Voilà ce qu’il aurait dû lui proposer plus tôt, de dessiner.
— Tu veux ton carnet ?
Édouard le regarda, oui, il voulait ce carnet, mais ce n’était pas pour dessiner.
C’est drôle, cette scène en pleine nuit. Le regard d’Édouard, si plein, si expressif, dans ce visage évidé, boursouflé, à vif, d’une intensité folle. À faire peur. Albert est très impressionné.

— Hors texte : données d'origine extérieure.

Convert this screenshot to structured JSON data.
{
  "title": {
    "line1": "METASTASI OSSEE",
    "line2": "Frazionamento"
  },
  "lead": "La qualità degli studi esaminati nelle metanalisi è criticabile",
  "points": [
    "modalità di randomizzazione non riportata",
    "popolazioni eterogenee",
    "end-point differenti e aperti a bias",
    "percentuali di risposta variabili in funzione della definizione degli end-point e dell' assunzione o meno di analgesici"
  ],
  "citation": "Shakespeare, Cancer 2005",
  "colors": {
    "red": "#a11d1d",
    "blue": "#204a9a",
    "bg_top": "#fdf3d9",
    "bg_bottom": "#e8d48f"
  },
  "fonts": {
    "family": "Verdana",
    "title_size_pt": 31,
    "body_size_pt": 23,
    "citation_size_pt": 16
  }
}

Tenant le carnet en équilibre sur le lit, Édouard trace de grands caractères maladroits, il est si faible, on dirait qu’il ne sait plus écrire, le crayon semble animé de sa volonté propre. Albert regarde les lettres dont les extrémités sortent de la page. Il tombe de sommeil et c’est très long. Édouard écrit une lettre ou deux, effort incommensurable, Albert tente de deviner le mot, il y met toute l’énergie dont il est capable, encore une lettre, puis une autre et, quand on a un mot, on est loin d’avoir le message, il faut déduire le sens, ça prend un temps fou et Édouard, vite épuisé, s’effondre. Mais moins d’une heure plus tard, il se redresse, reprend le carnet, comme si une urgence le secouait malgré lui. Albert s’ébroue, il quitte aussitôt sa chaise, allume une cigarette, histoire de se réveiller, et recommence le jeu des devinettes. Caractère après caractère, mot après mot.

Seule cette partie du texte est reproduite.